What does the kernel message mean, in detail?
- The
ripvalue is the instruction pointer register value, therspis the stack pointer register value. - The
errorvalue is a bit mask of page fault error code bits (from This content is not included.arch/x86/mm/fault.c):
* bit 0 == 0: no page found 1: protection fault
* bit 1 == 0: read access 1: write access
* bit 2 == 0: kernel-mode access 1: user-mode access
* bit 3 == 1: use of reserved bit detected
* bit 4 == 1: fault was an instruction fetch
- Here's error bit definition:
enum x86_pf_error_code {
PF_PROT = 1 << 0,
PF_WRITE = 1 << 1,
PF_USER = 1 << 2,
PF_RSVD = 1 << 3,
PF_INSTR = 1 << 4,
};
- This can be extracted to decimal number as follows:
$ echo $((1 << 0))
1
$ echo $((1 << 1))
2
$ echo $((1 << 2))
4
$ echo $((1 << 3))
8
$ echo $((1 << 4))
16
- Convert decimal to bit as follows:
$ echo 'ibase=10;obase=2; 1' |bc
1
$ echo 'ibase=10;obase=2; 2' |bc
10
$ echo 'ibase=10;obase=2; 4' |bc
100
$ echo 'ibase=10;obase=2; 8' |bc
1000
$ echo 'ibase=10;obase=2; 16' |bc
10000
- In this case we can see 'error 15'.
Nov 27 15:26:19 machine kernel: fmg[6335]: segfault at 00000000ffffd2dc rip 00000000ffffd2dc rsp 00000000ffffd1bc error 15
- Thus error is 1111 in bit.
$ echo 'ibase=10;obase=2; 15' |bc
1111
- Finally we can know the meaning of 1111 as follows:
01111
^^^^^
||||+---> bit 0
|||+----> bit 1
||+-----> bit 2
|+------> bit 3
+-------> bit 4
What is required for analysis of a segfault ?

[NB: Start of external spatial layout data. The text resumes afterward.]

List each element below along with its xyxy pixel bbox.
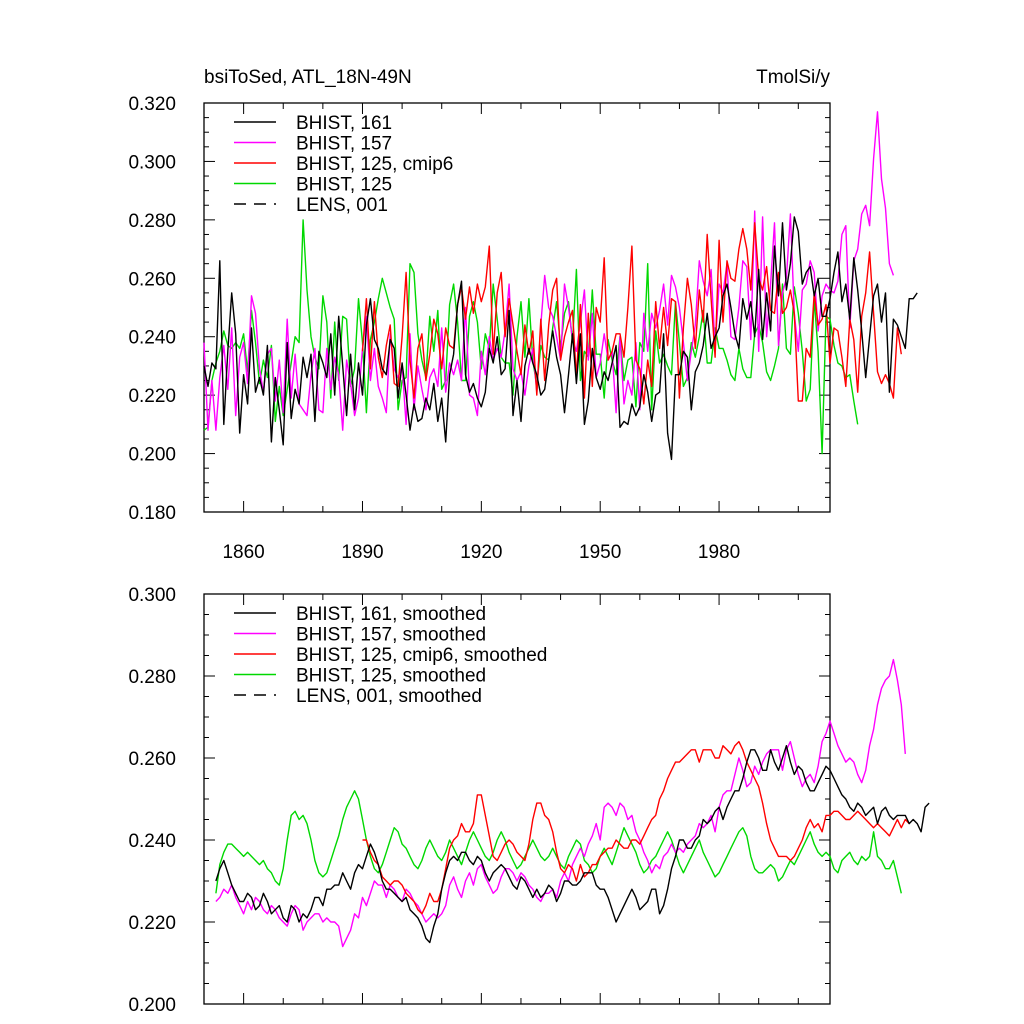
y-tick-label: 0.260 xyxy=(128,269,176,290)
y-tick-label: 0.200 xyxy=(128,995,176,1016)
legend-label: BHIST, 125, cmip6, smoothed xyxy=(296,645,547,666)
legend-label: LENS, 001 xyxy=(296,195,388,216)
y-tick-label: 0.300 xyxy=(128,152,176,173)
top-panel-units: TmolSi/y xyxy=(756,67,830,88)
legend-label: BHIST, 157 xyxy=(296,134,392,155)
legend-label: BHIST, 161 xyxy=(296,113,392,134)
legend-label: BHIST, 125, smoothed xyxy=(296,666,486,687)
y-tick-label: 0.240 xyxy=(128,328,176,349)
top-panel: bsiToSed, ATL_18N-49N TmolSi/y 0.180 0.20… xyxy=(128,67,918,563)
y-tick-label: 0.280 xyxy=(128,667,176,688)
x-tick-label: 1950 xyxy=(579,542,621,563)
series-line-bhist-125-cmip6-smoothed xyxy=(362,740,910,915)
legend-label: BHIST, 125, cmip6 xyxy=(296,154,453,175)
legend-label: BHIST, 125 xyxy=(296,175,392,196)
y-tick-label: 0.260 xyxy=(128,749,176,770)
y-tick-label: 0.180 xyxy=(128,503,176,524)
bottom-panel: 0.200 0.220 0.240 0.260 0.280 0.300 BHIST, 16… xyxy=(128,585,930,1016)
x-tick-label: 1890 xyxy=(341,542,383,563)
legend-label: BHIST, 161, smoothed xyxy=(296,604,486,625)
series-line-bhist-161 xyxy=(203,216,918,461)
legend-label: BHIST, 157, smoothed xyxy=(296,625,486,646)
x-tick-label: 1860 xyxy=(222,542,264,563)
y-tick-label: 0.220 xyxy=(128,386,176,407)
y-tick-label: 0.320 xyxy=(128,94,176,115)
x-tick-label: 1980 xyxy=(698,542,740,563)
legend-label: LENS, 001, smoothed xyxy=(296,686,482,707)
series-line-bhist-157 xyxy=(203,111,895,431)
x-tick-label: 1920 xyxy=(460,542,502,563)
series-line-bhist-125-smoothed xyxy=(215,790,902,894)
series-line-bhist-157-smoothed xyxy=(215,658,906,948)
series-line-bhist-125 xyxy=(203,219,859,455)
series-line-bhist-125-cmip6 xyxy=(361,222,902,405)
y-tick-label: 0.240 xyxy=(128,831,176,852)
y-tick-label: 0.300 xyxy=(128,585,176,606)
y-tick-label: 0.200 xyxy=(128,445,176,466)
top-panel-title: bsiToSed, ATL_18N-49N xyxy=(204,67,412,88)
y-tick-label: 0.220 xyxy=(128,913,176,934)
series-line-bhist-161-smoothed xyxy=(215,745,930,944)
y-tick-label: 0.280 xyxy=(128,211,176,232)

For in-depth analysis of a segfault, an application core dump will typically be needed. Refer to the following articles for guidance on how to capture an application core dump:
- How to collect core dump file of a crashing program that is shipped in Red Hat Enterprise Linux 6 and above ?

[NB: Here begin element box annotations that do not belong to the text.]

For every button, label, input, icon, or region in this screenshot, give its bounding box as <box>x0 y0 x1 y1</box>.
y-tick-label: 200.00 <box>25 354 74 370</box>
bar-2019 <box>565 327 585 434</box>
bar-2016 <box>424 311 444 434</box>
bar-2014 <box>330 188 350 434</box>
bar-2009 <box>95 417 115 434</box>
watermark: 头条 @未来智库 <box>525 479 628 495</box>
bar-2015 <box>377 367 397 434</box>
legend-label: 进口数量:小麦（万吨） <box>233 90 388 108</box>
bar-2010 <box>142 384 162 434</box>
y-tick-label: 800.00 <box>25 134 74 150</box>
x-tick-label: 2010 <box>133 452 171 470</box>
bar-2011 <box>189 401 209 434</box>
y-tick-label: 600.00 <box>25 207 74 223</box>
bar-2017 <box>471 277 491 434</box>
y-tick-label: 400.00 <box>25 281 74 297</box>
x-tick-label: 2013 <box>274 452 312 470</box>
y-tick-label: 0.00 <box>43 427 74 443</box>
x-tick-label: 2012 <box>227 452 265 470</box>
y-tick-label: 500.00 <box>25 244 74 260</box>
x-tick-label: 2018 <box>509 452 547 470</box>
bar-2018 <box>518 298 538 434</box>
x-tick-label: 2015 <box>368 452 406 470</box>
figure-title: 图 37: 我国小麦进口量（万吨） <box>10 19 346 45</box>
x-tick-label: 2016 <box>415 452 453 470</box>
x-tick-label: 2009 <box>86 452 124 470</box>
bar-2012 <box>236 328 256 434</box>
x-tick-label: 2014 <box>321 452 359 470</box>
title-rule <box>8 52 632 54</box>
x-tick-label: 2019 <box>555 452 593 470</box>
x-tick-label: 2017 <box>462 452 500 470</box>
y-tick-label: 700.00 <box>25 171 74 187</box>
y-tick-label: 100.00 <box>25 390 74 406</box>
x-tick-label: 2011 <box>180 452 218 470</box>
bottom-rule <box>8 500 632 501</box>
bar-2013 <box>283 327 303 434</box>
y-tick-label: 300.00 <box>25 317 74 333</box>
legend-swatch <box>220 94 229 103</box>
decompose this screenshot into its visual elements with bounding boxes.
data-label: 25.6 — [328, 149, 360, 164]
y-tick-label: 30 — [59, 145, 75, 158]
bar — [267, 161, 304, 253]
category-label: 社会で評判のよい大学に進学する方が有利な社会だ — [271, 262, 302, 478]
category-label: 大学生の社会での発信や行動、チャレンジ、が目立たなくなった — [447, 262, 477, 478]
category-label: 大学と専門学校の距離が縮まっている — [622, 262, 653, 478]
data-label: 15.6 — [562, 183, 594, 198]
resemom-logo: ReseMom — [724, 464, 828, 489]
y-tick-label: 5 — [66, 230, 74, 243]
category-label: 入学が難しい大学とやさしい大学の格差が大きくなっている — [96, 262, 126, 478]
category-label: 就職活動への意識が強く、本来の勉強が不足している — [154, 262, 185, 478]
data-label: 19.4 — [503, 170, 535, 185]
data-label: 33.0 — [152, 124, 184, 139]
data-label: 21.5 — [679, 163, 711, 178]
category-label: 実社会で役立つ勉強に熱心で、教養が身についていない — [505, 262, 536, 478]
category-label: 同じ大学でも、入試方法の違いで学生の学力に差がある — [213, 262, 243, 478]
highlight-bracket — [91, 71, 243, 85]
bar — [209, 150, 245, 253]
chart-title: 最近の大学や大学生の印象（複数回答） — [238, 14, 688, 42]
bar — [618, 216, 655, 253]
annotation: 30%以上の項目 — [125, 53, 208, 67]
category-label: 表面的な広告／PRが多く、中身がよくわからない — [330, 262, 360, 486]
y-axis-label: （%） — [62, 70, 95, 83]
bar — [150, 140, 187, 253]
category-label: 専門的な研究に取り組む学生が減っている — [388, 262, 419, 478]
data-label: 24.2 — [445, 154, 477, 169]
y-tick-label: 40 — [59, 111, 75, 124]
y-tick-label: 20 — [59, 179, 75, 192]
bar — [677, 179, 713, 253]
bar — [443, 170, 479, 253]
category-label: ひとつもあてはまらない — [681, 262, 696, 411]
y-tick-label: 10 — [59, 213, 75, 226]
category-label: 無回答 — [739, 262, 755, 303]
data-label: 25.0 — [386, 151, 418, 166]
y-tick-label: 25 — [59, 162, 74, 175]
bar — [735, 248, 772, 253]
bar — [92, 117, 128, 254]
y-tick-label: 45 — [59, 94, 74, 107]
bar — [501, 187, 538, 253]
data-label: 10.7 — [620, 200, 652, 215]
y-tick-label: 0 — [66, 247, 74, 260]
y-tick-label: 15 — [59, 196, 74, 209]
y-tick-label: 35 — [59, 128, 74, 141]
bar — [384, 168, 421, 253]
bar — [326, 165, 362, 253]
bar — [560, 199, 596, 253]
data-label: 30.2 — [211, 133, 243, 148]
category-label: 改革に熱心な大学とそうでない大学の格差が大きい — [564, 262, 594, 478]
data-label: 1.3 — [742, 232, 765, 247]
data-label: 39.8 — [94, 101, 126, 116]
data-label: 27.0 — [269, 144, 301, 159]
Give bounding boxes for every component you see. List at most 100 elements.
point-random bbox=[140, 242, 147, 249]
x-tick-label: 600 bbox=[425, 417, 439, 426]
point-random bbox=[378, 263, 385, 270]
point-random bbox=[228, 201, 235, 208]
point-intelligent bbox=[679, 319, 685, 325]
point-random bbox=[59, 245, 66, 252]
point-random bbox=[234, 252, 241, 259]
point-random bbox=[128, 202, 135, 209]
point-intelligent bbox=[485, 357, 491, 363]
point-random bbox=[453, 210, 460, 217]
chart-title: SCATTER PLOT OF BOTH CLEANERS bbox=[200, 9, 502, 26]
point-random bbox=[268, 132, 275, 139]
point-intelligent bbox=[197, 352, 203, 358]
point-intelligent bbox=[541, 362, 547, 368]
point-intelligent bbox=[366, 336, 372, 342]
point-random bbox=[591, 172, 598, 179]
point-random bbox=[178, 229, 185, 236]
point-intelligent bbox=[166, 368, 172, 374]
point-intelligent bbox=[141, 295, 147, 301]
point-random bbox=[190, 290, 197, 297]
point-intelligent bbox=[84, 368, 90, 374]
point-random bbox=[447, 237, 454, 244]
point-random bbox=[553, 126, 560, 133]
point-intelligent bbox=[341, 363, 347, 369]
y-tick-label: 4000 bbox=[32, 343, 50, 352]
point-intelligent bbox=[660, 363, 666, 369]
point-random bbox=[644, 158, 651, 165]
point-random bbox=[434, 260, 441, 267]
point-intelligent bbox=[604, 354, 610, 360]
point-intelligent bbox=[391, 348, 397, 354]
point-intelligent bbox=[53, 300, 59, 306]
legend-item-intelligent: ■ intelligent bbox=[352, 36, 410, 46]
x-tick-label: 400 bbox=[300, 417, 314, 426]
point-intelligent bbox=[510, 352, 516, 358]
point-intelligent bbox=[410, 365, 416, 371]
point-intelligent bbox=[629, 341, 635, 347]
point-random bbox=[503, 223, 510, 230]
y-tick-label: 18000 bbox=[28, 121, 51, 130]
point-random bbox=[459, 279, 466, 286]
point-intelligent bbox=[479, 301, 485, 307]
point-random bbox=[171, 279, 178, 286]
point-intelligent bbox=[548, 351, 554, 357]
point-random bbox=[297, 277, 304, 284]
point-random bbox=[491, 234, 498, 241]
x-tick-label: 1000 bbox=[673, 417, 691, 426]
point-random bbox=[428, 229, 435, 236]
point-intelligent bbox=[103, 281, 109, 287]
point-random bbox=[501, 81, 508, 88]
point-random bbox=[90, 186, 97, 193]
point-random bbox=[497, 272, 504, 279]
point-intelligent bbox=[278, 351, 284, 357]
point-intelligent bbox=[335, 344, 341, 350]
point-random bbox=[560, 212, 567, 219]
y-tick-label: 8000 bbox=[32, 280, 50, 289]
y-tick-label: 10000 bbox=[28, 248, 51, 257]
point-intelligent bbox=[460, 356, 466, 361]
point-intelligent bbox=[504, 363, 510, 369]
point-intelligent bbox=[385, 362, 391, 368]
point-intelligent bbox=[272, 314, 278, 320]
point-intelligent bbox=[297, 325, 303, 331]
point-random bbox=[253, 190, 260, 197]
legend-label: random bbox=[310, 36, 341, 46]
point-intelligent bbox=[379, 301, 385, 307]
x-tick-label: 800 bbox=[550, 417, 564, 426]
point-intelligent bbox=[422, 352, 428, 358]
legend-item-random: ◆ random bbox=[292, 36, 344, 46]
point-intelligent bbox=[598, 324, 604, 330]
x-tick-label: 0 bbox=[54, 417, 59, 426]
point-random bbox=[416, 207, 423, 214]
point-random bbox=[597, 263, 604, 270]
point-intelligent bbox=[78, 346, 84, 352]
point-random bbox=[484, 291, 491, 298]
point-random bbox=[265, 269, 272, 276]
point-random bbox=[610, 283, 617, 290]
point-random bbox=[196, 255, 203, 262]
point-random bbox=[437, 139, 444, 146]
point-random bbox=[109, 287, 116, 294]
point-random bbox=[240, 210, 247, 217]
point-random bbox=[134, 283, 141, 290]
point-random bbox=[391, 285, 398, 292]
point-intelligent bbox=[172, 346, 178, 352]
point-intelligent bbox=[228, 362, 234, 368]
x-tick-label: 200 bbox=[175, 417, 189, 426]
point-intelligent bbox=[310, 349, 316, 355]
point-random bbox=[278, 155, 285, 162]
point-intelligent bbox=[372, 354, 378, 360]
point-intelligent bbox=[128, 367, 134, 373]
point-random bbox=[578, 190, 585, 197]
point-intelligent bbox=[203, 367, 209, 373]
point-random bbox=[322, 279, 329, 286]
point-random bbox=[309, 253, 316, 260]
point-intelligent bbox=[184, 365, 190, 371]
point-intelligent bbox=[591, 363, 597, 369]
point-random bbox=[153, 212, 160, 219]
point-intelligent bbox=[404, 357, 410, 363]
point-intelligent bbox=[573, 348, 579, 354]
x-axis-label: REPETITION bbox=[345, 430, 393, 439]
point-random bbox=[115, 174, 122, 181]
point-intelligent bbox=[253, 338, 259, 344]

- How do I enable core file dumps when my application crashes or segmentation faults? (for older releases)
Analysis requires a debugger program such as gdb. Using these tools is a specialist operation usually best done by the application developer, and can require the compilation of the application with extra information contained specifically for the debugger program.

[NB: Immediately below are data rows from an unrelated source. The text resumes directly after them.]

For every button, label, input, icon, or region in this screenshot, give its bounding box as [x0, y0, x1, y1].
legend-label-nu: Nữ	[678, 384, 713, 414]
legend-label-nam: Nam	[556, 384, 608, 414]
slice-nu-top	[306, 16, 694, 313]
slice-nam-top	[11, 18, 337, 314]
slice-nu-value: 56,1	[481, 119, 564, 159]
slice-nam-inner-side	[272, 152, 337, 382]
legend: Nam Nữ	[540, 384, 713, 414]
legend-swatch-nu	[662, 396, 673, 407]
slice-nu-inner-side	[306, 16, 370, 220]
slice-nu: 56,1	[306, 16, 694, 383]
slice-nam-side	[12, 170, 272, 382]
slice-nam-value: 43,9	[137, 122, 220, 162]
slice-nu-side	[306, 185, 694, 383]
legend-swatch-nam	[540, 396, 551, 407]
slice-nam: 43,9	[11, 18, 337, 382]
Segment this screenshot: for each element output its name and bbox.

What to do when the application segfaulting is a third party application?
If the application is provided by a third party, please engage the vendor to begin troubleshooting the issue and escalate to Red Hat Support if required.
Notes
The kernel message indicating an application segfault was added for the x86_64 architecture in RHEL5. In RHEL6 it is present for both 32bit and 64bit x86 architectures.